Il progetto Curto Caffè di Rio de Janerio è un caso esemplare che racconta della riappropriazione di un prodotto tipico del paese, il caffè, dal cui sfruttamento traevano profitto principalmente gli investitori stranieri. L’idea è stata quella di creare una comunità del caffè in cui investitori e consumatori fossero parte di una stessa rete, lavorando non sulla certificazione ma sulla trasparenza di tutti i passaggi produttivi sino ai costi finali, con politiche di crowfunding che, con piccoli investimenti hanno, per esempio, garantito forniture gratuite di caffè per due anni agli aderenti. La rottura della dicotomia produzione/distribuzione ha generato coesione sociale,  quotazioni eque del lavoro e ritorni economici. Anche in Europa, in Germania, per esempio, il 60% dell’energia è gestita da cooperative e non più da aziende private.Anche i numeri della sharing economy sono in crescita, in America rappresenta già il 16% del PIL americano. A Copenaghen il 52% dei lavoratori è coinvolto nella peer-economy. In generale, la dimensione glocal è quella che nei network funziona di più perché rompe il sistema di interessi territoriali lasciando spazio a nuovi partner.
 
 

In Italia, l’idea e l’ideazione non hanno quasi  mai una traduzione economica finché non divengono prodotto o progetto. Eppure, senza l’idea iniziale non è ipotizzabile nessuna traduzione commerciale. In che modo l’economia collaborativa può tutelare l’invenzione, la proprietà intellettuale riconoscendo i diversi ruoli degli attori in gioco?
Credo che la vera innovazione sia rappresentata dalla trasparenza del modello collaborativo, che porta a riconoscere e a distinguere naturalmente gli innovatori/ideatori,dai lavoratori e dai fruitori finali. In una logica di cooperazione si vince, o si perde, tutti insieme. Rifacendosi a un modello calcistico, ognuno di noi è idealmente il capitano di una squadra che osserva e guida il gruppo, proponendo migliorie e segnalando errori.
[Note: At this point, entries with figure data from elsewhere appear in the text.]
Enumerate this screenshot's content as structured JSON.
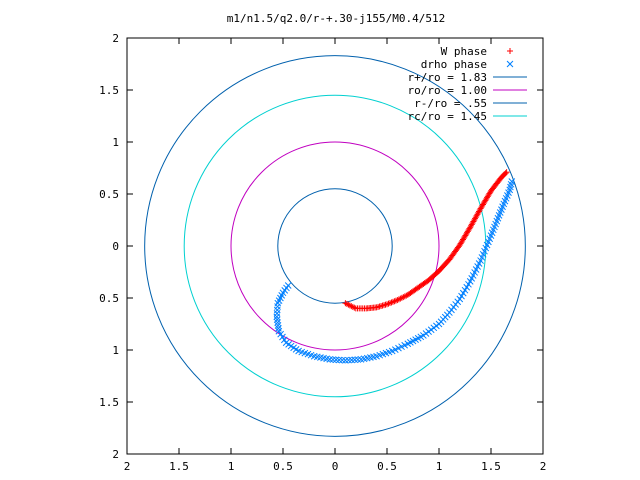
{
  "chart_data": {
    "type": "scatter",
    "title": "m1/n1.5/q2.0/r-+.30-j155/M0.4/512",
    "xlabel": "",
    "ylabel": "",
    "xlim": [
      -2,
      2
    ],
    "ylim": [
      -2,
      2
    ],
    "grid": false,
    "legend_position": "top-right",
    "x_ticks": [
      "2",
      "1.5",
      "1",
      "0.5",
      "0",
      "0.5",
      "1",
      "1.5",
      "2"
    ],
    "y_ticks": [
      "2",
      "1.5",
      "1",
      "0.5",
      "0",
      "0.5",
      "1",
      "1.5",
      "2"
    ],
    "series": [
      {
        "name": "W phase",
        "kind": "points",
        "marker": "+",
        "color": "#ff0000",
        "x": [
          0.1,
          0.2,
          0.3,
          0.4,
          0.5,
          0.6,
          0.7,
          0.8,
          0.9,
          1.0,
          1.1,
          1.2,
          1.3,
          1.4,
          1.5,
          1.6,
          1.65
        ],
        "y": [
          -0.55,
          -0.6,
          -0.6,
          -0.59,
          -0.56,
          -0.52,
          -0.47,
          -0.4,
          -0.33,
          -0.24,
          -0.13,
          0.01,
          0.18,
          0.36,
          0.53,
          0.66,
          0.71
        ]
      },
      {
        "name": "drho phase",
        "kind": "points",
        "marker": "x",
        "color": "#0080ff",
        "x": [
          -0.45,
          -0.5,
          -0.55,
          -0.56,
          -0.54,
          -0.47,
          -0.35,
          -0.2,
          -0.05,
          0.1,
          0.25,
          0.4,
          0.55,
          0.7,
          0.85,
          1.0,
          1.1,
          1.2,
          1.3,
          1.4,
          1.5,
          1.6,
          1.68,
          1.7
        ],
        "y": [
          -0.38,
          -0.45,
          -0.55,
          -0.68,
          -0.82,
          -0.93,
          -1.01,
          -1.06,
          -1.09,
          -1.1,
          -1.09,
          -1.06,
          -1.01,
          -0.94,
          -0.86,
          -0.75,
          -0.64,
          -0.51,
          -0.34,
          -0.14,
          0.1,
          0.35,
          0.54,
          0.62
        ]
      },
      {
        "name": "r+/ro = 1.83",
        "kind": "circle",
        "radius": 1.83,
        "color": "#0060ad"
      },
      {
        "name": "ro/ro = 1.00",
        "kind": "circle",
        "radius": 1.0,
        "color": "#c000c0"
      },
      {
        "name": "r-/ro = .55",
        "kind": "circle",
        "radius": 0.55,
        "color": "#0060ad"
      },
      {
        "name": "rc/ro = 1.45",
        "kind": "circle",
        "radius": 1.45,
        "color": "#00d0d0"
      }
    ]
  }
}
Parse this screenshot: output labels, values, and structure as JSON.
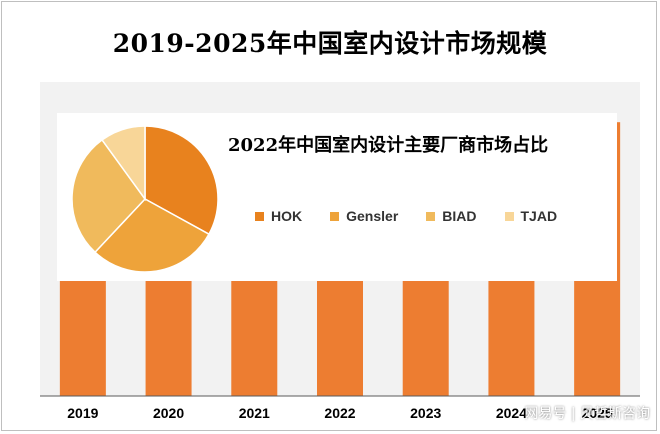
{
  "title": "2019-2025年中国室内设计市场规模",
  "chart_data": [
    {
      "type": "bar",
      "categories": [
        "2019",
        "2020",
        "2021",
        "2022",
        "2023",
        "2024",
        "2025"
      ],
      "values": [
        57,
        68,
        72,
        91,
        98,
        101,
        109
      ],
      "ylim": [
        0,
        125
      ],
      "grid": false,
      "bar_color": "#ED7D31",
      "axis_line_color": "#595959"
    },
    {
      "type": "pie",
      "title": "2022年中国室内设计主要厂商市场占比",
      "labels": [
        "HOK",
        "Gensler",
        "BIAD",
        "TJAD"
      ],
      "values": [
        33,
        29,
        28,
        10
      ],
      "colors": [
        "#E8821E",
        "#EEA33A",
        "#F0BA5C",
        "#F8D698"
      ],
      "legend": "right"
    }
  ],
  "watermark": "网易号 | 贝哲斯咨询"
}
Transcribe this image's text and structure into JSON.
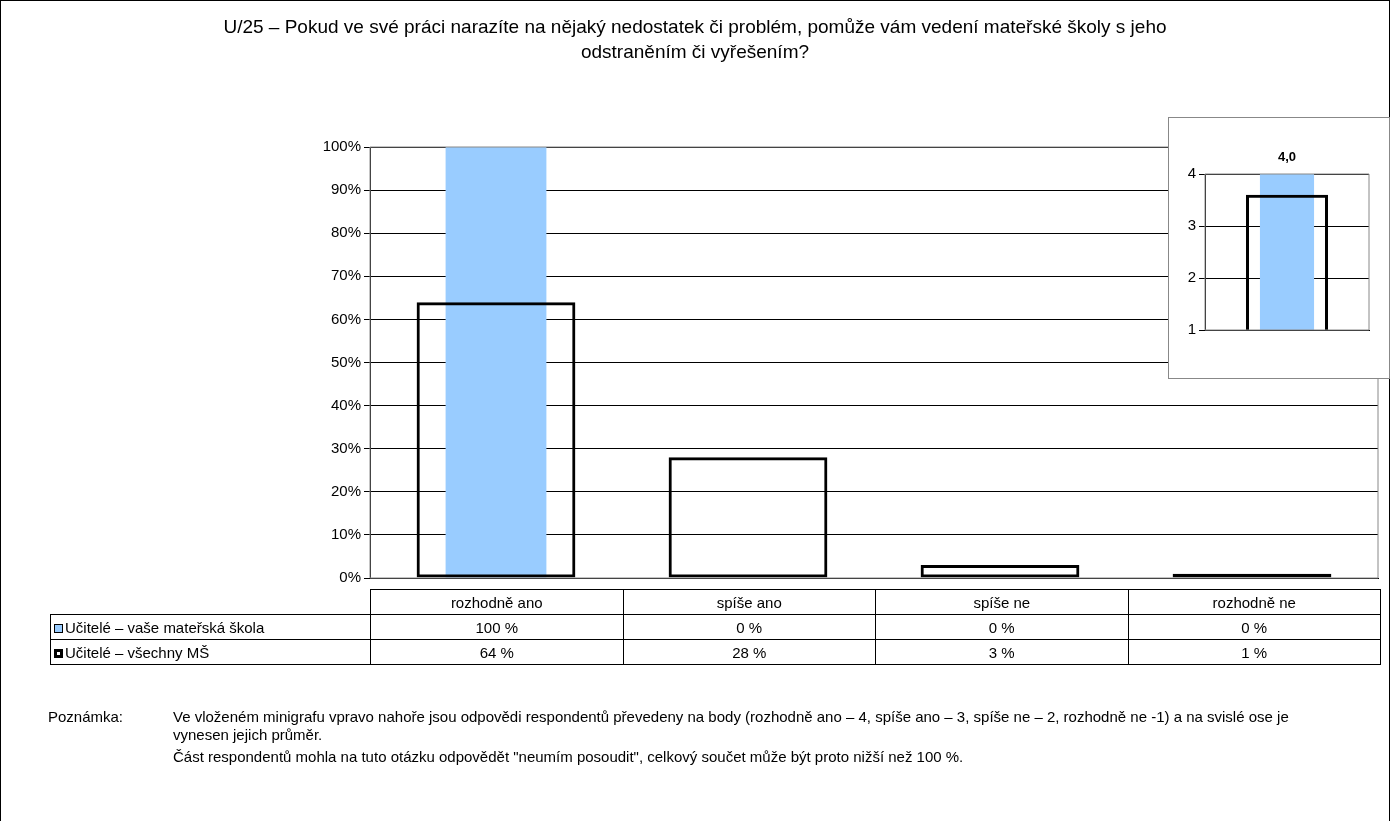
{
  "chart_data": [
    {
      "type": "bar",
      "title": "U/25 – Pokud ve své práci narazíte na nějaký nedostatek či problém, pomůže vám vedení mateřské školy s jeho odstraněním či vyřešením?",
      "categories": [
        "rozhodně ano",
        "spíše ano",
        "spíše ne",
        "rozhodně ne"
      ],
      "series": [
        {
          "name": "Učitelé – vaše mateřská škola",
          "color": "#99ccff",
          "values": [
            100,
            0,
            0,
            0
          ],
          "value_labels": [
            "100 %",
            "0 %",
            "0 %",
            "0 %"
          ]
        },
        {
          "name": "Učitelé – všechny MŠ",
          "color": "#000000",
          "values": [
            64,
            28,
            3,
            1
          ],
          "value_labels": [
            "64 %",
            "28 %",
            "3 %",
            "1 %"
          ]
        }
      ],
      "ylim": [
        0,
        100
      ],
      "yticks": [
        {
          "value": 0,
          "label": "0%"
        },
        {
          "value": 10,
          "label": "10%"
        },
        {
          "value": 20,
          "label": "20%"
        },
        {
          "value": 30,
          "label": "30%"
        },
        {
          "value": 40,
          "label": "40%"
        },
        {
          "value": 50,
          "label": "50%"
        },
        {
          "value": 60,
          "label": "60%"
        },
        {
          "value": 70,
          "label": "70%"
        },
        {
          "value": 80,
          "label": "80%"
        },
        {
          "value": 90,
          "label": "90%"
        },
        {
          "value": 100,
          "label": "100%"
        }
      ],
      "grid": "y",
      "legend": "bottom",
      "annotations": [
        "Poznámka:",
        "Ve vloženém minigrafu vpravo nahoře jsou odpovědi respondentů převedeny na body (rozhodně ano – 4, spíše ano – 3, spíše ne – 2, rozhodně ne -1) a na svislé ose je vynesen jejich průměr.",
        "Část respondentů mohla na tuto otázku odpovědět \"neumím posoudit\", celkový součet může být proto nižší než 100 %."
      ]
    },
    {
      "type": "bar",
      "categories": [
        null
      ],
      "series": [
        {
          "color": "#99ccff",
          "values": [
            4.0
          ],
          "value_labels": [
            "4,0"
          ]
        },
        {
          "color": "#000000",
          "values": [
            3.6
          ]
        }
      ],
      "ylim": [
        1,
        4
      ],
      "yticks": [
        1,
        2,
        3,
        4
      ],
      "grid": "y"
    }
  ]
}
Da un sistema gerarchico si  sta passando a un sistema adattivo che muta con l’interazione dei partecipanti.
 

 
Dal suo osservatorio internazionale come legge la situazione italiana?
Credo che gli italiani in questa fase storica descrivano una realtà peggiore di quella che da esterno percepisco. Anche in questo caso, sarebbe utile mappare l’innovazione, e sono sicuro che le sorprese non mancherebbero. Da Palermo, a Milano, a Torino  ci sono degli esempi  di cambiamento. Basti pensare all’adozione del Patto per la cura e la rigenerazione urbana tra il Comune di Bologna e i suoi cittadini. Nell’economia collaborativa il Pubblico è un’auspicabile partner, che può incidere profondamente sul cambiamento, mettendo a disposizione  infrastrutture e servizi.